Chronic hyperosmolarity mediates constitutive expression of molecular chaperones and resistance to injury

• Published in: American journal of physiology. Renal physiology Vol. 284; no. 3; pp. F564 - F574
• Main Authors: Santos, Bento C, Pullman, James M, Chevaile, Alejandro, Welch, William J, Gullans, Steven R
• Format: Journal Article
• Language: English
• Published: United States 01.03.2003
• Subjects: Adaptation, Psychological - drug effects; Animals; Anti-Bacterial Agents - pharmacology; Cadmium Chloride - pharmacology; Cell Division - drug effects; Cell Line; Culture Media - pharmacology; Electrophoresis, Gel, Two-Dimensional; Flow Cytometry; HSP70 Heat-Shock Proteins - analysis; HSP70 Heat-Shock Proteins - genetics; HSP70 Heat-Shock Proteins - metabolism; Kidney Medulla - cytology; Kidney Medulla - metabolism; Kidney Tubules, Collecting - cytology; Kidney Tubules, Collecting - drug effects; Kidney Tubules, Collecting - metabolism; Mice; Mitogen-Activated Protein Kinases - metabolism; Molecular Chaperones - biosynthesis; Osmolar Concentration; Oxidants - pharmacology; RNA, Messenger - metabolism; Sodium Chloride - pharmacology; Stress, Physiological - metabolism; Subcellular Fractions - chemistry; Subcellular Fractions - metabolism; Urea - pharmacology
• ISSN: 1931-857X; 1522-1466
• DOI: 10.1152/ajprenal.00058.2002

Renal medullary cells are exposed to elevated and variable osmolarities and low oxygen tension. Despite the harsh environment, these cells are resistant to the effects of many harmful events. To test the hypothesis that this resistance is a consequence of these cells developing a stress tolerance phenotype to survive in this milieu, we created osmotically tolerant cells [hypertonic (HT) cells] by gradually adapting murine inner medullary collecting duct 3 cells to hyperosmotic medium containing NaCl and urea.
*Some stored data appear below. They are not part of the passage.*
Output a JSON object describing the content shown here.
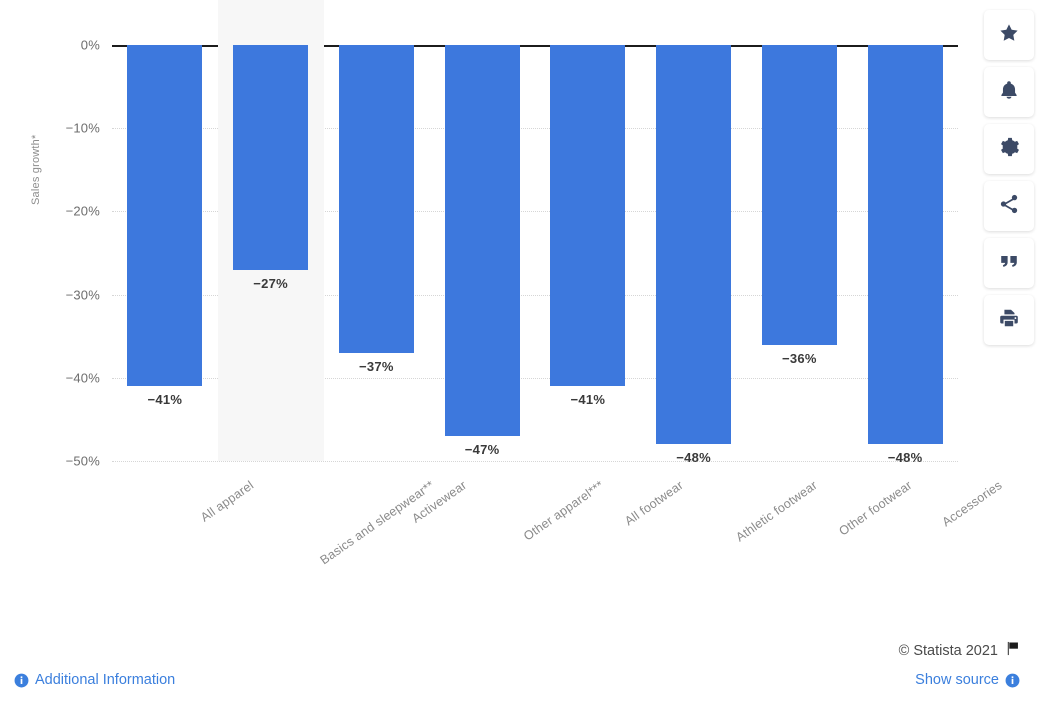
{
  "chart_data": {
    "type": "bar",
    "title": "",
    "xlabel": "",
    "ylabel": "Sales growth*",
    "ylim": [
      -50,
      0
    ],
    "grid": true,
    "legend": "none",
    "categories": [
      "All apparel",
      "Basics and sleepwear**",
      "Activewear",
      "Other apparel***",
      "All footwear",
      "Athletic footwear",
      "Other footwear",
      "Accessories"
    ],
    "values": [
      -41,
      -27,
      -37,
      -47,
      -41,
      -48,
      -36,
      -48
    ],
    "data_labels": [
      "−41%",
      "−27%",
      "−37%",
      "−47%",
      "−41%",
      "−48%",
      "−36%",
      "−48%"
    ],
    "ytick_labels": [
      "0%",
      "−10%",
      "−20%",
      "−30%",
      "−40%",
      "−50%"
    ],
    "ytick_values": [
      0,
      -10,
      -20,
      -30,
      -40,
      -50
    ],
    "bar_color": "#3d78dd",
    "highlighted_category_index": 1,
    "highlight_color": "#f7f7f7",
    "zero_line_color": "#1c1c1c",
    "gridline_color": "#d6d6d6",
    "tick_text_color": "#6d6d6d",
    "category_text_color": "#8a8a8a",
    "data_label_color": "#3a3a3a"
  },
  "toolbar": {
    "buttons": [
      {
        "name": "favorite-button",
        "icon": "star-icon"
      },
      {
        "name": "notification-button",
        "icon": "bell-icon"
      },
      {
        "name": "settings-button",
        "icon": "gear-icon"
      },
      {
        "name": "share-button",
        "icon": "share-icon"
      },
      {
        "name": "citation-button",
        "icon": "quote-icon"
      },
      {
        "name": "print-button",
        "icon": "print-icon"
      }
    ]
  },
  "footer": {
    "copyright": "© Statista 2021",
    "flag_icon": "flag-icon",
    "additional_information_label": "Additional Information",
    "additional_information_icon": "info-icon",
    "show_source_label": "Show source",
    "show_source_icon": "info-icon",
    "link_color": "#3b7fdd"
  }
}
HT cells have a reduced DNA synthesis rate, with the majority of cells arrested in the G(0)/G(1) phase of the cell cycle, and show constitutive expression of heat shock protein 70 that is proportional to the degree of hyperosmolarity. Unlike acute hyperosmolarity, chronic hyperosmolarity failed to activate MAPKs. Moreover, HT cells acquired protein translational tolerance to further stress treatment, suggesting that HT cells have an osmotolerant phenotype that is analogous to thermotolerance but is a permanent condition. In addition to osmotic shock, HT cells were more resistant to heat, H(2)O(2), cyclosporin, and apoptotic inducers, compared with isotonic murine inner medullary duct 3 cells, but less resistant to amphotericin B and cadmium. HT cells demonstrate that in renal medullary cells, hyperosmotic stress activates biological processes that confer cross-tolerance to other stressful conditions.